The results of my work were shared amongst my peers at the Department of English seminar series on August 16th. Since the game of Scrabble is based on letter frequencies, Setswana letter frequencies were computed. A database of about 20 million words was used. In total about 90 million Setswana characters/letters were analysed. Our study used a corpus querying software to compute the frequencies. The principal goal was to establish a letter frequency distribution for each Setswana orthographic letter and use such information to allocate a point to each letter based on frequency distribution. We were quick in our analysis to eliminate five non-essential characters to the Setswana language spelling. These are C, V, Z, X and Q. This elimination was in recognition of the fact that these characters are rarely used in the Setswana language. This is not to say that these characters do not exist completely. Some of these alphabets are used in the representation of certain sounds such as nx-nx-nx-nx or nc-nc-nc. There are also a number of borrowings such as the notorious vuvuzela or zama or even the super colloquial vaya (go). However in keeping with the design of scrabble in other languages these sounds were discarded as non-Setswana letters. The analysis revealed that A was the most common letter with a frequency of about 14 million. J was found to be the least frequent character occurring 400 thousand times in our database. All the letters were therefore arranged on the basis of frequency, starting with the most frequent letter and ending with the least frequent letter: AEOLT NGSIMK BRHWDY UFJ.

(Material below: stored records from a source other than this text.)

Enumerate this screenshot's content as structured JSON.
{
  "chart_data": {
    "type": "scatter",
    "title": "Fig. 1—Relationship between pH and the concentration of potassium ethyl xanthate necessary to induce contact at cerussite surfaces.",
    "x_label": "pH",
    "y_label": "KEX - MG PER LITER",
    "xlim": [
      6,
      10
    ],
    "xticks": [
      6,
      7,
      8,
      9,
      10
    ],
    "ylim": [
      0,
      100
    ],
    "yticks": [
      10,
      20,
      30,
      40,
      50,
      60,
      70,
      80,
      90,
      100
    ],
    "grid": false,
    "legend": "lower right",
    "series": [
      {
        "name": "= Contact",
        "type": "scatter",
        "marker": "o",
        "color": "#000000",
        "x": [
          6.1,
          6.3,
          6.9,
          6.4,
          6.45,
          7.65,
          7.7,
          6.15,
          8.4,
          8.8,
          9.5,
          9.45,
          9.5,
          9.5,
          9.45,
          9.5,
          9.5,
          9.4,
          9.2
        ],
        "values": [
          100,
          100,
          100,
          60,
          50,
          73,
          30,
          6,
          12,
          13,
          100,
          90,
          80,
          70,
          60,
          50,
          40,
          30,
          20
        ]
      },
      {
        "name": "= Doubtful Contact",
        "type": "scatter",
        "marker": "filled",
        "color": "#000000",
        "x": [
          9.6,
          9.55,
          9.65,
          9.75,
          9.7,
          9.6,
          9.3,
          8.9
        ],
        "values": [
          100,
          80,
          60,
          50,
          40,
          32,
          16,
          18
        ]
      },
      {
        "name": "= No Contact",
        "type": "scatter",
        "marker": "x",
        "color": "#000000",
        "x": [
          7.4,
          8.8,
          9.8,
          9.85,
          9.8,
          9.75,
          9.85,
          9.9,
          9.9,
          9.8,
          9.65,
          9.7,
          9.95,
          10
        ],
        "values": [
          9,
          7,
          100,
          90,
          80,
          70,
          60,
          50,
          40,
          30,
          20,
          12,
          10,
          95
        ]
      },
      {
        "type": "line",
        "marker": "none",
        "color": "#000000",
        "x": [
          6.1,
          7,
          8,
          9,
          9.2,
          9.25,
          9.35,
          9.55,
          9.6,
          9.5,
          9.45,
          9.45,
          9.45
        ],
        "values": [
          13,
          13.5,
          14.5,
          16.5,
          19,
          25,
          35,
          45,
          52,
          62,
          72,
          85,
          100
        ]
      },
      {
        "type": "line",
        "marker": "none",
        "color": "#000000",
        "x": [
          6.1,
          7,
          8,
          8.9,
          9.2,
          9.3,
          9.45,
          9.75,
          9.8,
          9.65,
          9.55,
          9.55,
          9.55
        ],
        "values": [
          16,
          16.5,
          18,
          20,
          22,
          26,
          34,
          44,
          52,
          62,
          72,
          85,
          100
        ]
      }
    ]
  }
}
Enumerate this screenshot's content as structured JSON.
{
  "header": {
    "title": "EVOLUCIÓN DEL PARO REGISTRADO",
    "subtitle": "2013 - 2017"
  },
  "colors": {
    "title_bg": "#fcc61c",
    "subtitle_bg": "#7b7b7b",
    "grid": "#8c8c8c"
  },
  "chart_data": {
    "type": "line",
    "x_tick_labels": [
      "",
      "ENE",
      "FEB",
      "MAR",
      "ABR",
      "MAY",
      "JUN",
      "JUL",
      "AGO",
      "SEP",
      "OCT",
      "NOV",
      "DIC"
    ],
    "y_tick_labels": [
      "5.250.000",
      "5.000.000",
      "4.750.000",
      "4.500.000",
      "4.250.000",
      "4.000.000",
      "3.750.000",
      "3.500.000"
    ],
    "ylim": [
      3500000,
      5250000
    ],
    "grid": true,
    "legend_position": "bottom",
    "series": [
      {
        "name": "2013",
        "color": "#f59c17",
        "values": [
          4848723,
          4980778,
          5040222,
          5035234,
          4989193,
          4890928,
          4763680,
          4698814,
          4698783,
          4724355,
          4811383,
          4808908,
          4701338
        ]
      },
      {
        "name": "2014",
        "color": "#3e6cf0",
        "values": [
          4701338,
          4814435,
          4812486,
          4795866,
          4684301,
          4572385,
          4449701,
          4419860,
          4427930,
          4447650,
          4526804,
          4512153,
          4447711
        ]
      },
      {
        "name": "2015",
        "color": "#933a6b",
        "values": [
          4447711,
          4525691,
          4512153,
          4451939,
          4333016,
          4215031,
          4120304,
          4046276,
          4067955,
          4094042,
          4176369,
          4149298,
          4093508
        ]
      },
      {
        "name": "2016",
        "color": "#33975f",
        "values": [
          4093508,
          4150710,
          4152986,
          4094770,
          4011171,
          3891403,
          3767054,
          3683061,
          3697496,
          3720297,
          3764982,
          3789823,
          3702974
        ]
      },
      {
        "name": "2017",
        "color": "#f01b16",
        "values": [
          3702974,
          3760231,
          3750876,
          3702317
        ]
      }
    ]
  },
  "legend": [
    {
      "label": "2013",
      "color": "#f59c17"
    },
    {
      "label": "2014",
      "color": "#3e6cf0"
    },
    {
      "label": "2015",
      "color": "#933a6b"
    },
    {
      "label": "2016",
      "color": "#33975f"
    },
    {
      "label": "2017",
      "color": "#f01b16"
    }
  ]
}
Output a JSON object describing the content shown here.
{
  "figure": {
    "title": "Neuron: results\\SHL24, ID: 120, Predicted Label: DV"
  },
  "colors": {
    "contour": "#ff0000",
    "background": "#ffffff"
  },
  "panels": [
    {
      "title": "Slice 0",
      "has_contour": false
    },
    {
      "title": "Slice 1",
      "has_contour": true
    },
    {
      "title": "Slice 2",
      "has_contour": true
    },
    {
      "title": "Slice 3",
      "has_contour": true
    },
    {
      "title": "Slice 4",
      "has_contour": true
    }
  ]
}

This sequencing is different from that of English and Afrikaans. The English letter frequency sequence is ETAON RISHD LFCMU GYPWD VKJXQZ. The most common letter in English is E while E is the second most common letter in the Setswana language. The study also studied letters which usually occur at the beginning of words and these, ordered by frequency are: BMTGKALSDNEROYFIPJWCHU. This means that most words or repeated words start with B and very few words begin with U. Scrabble tiles have eight points that may be given to any of the tiles. These points are: 0, 1, 2, 3, 4, 5, 8 and 10. The letters that are highly frequent are given the lowest points and they are given the highest number tiles. Tile allocation is based on frequency of occurrence. Letters that are highly frequent have the largest number of tiles but the smallest number of points. Letters that are very rare, such as Q & Z in English and J & F in Setswana, have the fewest number of tiles but the largest number of points. On the number of tiles, the following were decided: 16 tiles for A; 12 tiles for E, 11 tiles for O, 9 tiles for L, 6 tiles each for N, G, T, 5 tiles for S & I, 4 tiles for M & K, 3 tiles for B, R & H, 2 tiles for W & D and 1 tile for P, Y, U, F and J. Points were allocated in the following manner: 1 point for S, N, G, T, L, O, E, & A; 2 points were allocated to I; 3 points were given to M & K; 4 points were allocated to B; 5 points were allocated to W, D, R & H; 8 points went to four alphabets P, Y, U, F and 10 points was allocated to J only. Point allocation was based purely on frequency of occurrence.

The design of Setswana Scrabble is based on analysing large amounts of text. Since a game of Scrabble is fairly well known and common amongst Tswana speaking people who have been to school, it is hoped that the creating of Setswana Scrabble will extend the Setswana language use to areas which hitherto have been the preserve of the English language and other European languages.